I wrote a novella and I am equally disappointed in myself. Where my novel at least boldly went into some emotions which I thought were provocative (in amongst seas of boredom), my novella simply tried to assert a few of my values into an otherwise tedious comedy. The girl says she likes it, FYI, or at least the first half of it that she read. She gives me genuine opinions and that's why I return to her with this stuff. It's more useful than friends who tell me everything I write is good.
It's not that I would stop if I wrote something I felt met my expectations. I would simply write more. It's not that I expected to meet my expectations so quickly either. It is simply my desire to say that the creation of art is suffering, and in many ways for me, so is what I hope is leading up to that.
Another book
I'm writing another book. I will write another one after this one. I will probably keep writing no matter what job I have to take to support myself. I have so many ideas for this book, and still I don't know yet how I will make it powerful. My first book began in a very cliché way. I was 18 when I thought of the idea for it, and 20 when I finally buckled down and wrote it (with 30 pages of trash written over the 2 years before). I just had to finish it. I hate leaving things unfinished. It was clawing at me, and I was thinking about it, and thinking of ideas for it, and I was trying to write shorter pieces to bring up the level of my writing so I could do a good job of it (even though I didn't).
It gnaws at me that I don't know how to create something beautiful. Beauty comes forth when an author is truly invested in what he or she is writing, of course, but it is hard to look at anything I write without thinking 'that's so typical. That's so hollow. I care about the characters, but what could they possibly mean to the reader who has not ate, drank and slept with them for the last 2 years?' Some people say that I am witty, and can be funny, and maybe I will believe that. Neither are profound and neither are what I really want to evoke, however. A witty reply is cheap. Good for small talk, not for a book.
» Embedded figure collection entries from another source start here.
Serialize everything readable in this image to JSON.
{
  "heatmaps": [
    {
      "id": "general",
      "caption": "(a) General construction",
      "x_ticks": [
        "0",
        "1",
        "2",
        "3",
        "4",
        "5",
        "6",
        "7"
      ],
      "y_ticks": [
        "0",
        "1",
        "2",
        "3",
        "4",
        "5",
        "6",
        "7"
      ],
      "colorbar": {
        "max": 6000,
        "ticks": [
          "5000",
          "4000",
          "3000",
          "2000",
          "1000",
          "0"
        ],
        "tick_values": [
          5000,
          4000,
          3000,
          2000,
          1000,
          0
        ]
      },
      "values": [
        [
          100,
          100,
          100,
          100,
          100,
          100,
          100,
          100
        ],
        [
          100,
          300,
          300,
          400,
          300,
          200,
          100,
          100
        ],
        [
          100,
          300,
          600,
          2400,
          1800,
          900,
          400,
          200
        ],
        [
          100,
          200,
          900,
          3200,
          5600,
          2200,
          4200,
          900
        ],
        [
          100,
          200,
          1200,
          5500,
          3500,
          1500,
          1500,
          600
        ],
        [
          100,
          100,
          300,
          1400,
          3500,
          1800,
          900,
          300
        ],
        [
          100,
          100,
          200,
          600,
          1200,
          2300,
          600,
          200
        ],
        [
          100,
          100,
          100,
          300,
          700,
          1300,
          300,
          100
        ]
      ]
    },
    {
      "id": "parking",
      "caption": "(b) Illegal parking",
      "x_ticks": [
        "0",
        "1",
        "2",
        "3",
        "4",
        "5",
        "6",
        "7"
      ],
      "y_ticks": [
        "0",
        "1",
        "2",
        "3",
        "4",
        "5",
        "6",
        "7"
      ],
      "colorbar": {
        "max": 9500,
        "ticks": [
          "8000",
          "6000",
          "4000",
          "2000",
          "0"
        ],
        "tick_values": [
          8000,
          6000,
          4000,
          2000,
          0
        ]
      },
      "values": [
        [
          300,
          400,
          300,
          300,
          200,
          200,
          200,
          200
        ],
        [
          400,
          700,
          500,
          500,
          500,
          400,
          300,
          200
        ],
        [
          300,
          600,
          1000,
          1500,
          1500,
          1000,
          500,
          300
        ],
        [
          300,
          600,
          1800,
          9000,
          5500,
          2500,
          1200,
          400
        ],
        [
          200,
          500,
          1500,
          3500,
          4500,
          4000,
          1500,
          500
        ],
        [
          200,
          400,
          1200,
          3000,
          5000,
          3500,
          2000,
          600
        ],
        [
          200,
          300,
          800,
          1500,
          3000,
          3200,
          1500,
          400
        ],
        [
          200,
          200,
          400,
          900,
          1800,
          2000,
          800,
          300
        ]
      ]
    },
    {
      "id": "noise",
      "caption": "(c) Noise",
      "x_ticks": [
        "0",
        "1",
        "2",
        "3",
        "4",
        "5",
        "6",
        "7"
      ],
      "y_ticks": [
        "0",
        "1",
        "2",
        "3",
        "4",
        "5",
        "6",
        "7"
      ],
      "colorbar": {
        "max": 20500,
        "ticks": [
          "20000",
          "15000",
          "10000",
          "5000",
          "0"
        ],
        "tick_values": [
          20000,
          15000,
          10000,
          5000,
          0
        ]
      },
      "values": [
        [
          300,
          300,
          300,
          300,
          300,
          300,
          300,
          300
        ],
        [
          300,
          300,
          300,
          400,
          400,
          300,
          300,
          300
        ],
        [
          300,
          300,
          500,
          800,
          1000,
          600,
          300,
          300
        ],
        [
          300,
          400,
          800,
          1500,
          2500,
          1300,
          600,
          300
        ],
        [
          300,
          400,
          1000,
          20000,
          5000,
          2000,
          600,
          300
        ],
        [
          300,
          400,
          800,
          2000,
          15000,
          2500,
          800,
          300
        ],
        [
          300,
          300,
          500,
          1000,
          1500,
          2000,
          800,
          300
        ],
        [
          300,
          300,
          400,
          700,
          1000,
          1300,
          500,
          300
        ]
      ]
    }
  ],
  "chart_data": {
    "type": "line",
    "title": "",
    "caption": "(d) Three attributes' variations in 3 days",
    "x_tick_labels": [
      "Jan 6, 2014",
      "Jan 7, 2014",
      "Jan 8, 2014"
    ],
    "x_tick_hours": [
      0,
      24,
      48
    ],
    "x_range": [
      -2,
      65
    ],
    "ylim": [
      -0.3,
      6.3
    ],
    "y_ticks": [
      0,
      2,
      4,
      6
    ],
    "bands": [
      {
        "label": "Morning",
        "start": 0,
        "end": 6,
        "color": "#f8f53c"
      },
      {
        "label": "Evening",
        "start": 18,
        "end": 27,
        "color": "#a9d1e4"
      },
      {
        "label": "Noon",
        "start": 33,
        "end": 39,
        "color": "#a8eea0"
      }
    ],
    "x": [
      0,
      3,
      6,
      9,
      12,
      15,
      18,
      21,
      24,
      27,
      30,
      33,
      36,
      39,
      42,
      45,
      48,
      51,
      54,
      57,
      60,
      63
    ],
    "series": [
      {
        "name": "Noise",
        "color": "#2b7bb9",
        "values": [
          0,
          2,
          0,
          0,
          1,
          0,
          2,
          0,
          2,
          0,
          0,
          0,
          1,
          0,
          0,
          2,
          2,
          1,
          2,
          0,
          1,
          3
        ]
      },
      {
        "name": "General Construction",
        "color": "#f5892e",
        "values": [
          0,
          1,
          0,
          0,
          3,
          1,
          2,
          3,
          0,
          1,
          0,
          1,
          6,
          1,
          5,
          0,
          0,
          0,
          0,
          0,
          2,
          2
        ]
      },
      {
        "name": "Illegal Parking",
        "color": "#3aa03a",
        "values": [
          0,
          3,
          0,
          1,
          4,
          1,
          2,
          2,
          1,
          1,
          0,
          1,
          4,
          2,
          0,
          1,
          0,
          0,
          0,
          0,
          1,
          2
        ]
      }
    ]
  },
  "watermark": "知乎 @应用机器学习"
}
So I tell myself "I will improve as a writer, I will work hard to develop my craft." Not because it will make me money, but because I am obsessed with idea of creating something that will make someone else feel that way. Even if it is just one other person... I don't need to affect the whole world, I just want someone to feel the way I did because of me. Perhaps that's writing for the wrong reason. My rants are probably more powerful than my fiction because I write exactly what I am thinking and how I feel. My fiction tends to be a combination of my values, some of my honest feelings, and then bits to fill in the plot so it makes sense. My plan for my next book is to try to write more honestly, even though it is about impossible things. A truer metaphor of myself, rather than something written to be exciting (but not provocative).
I'm supposed to leave on Thursday. There will be no internet. There will be no real distractions. I will not have the excuse that my immediately family is too noisy and making it difficult to concentrate. It will be the truest test of myself as a writer yet.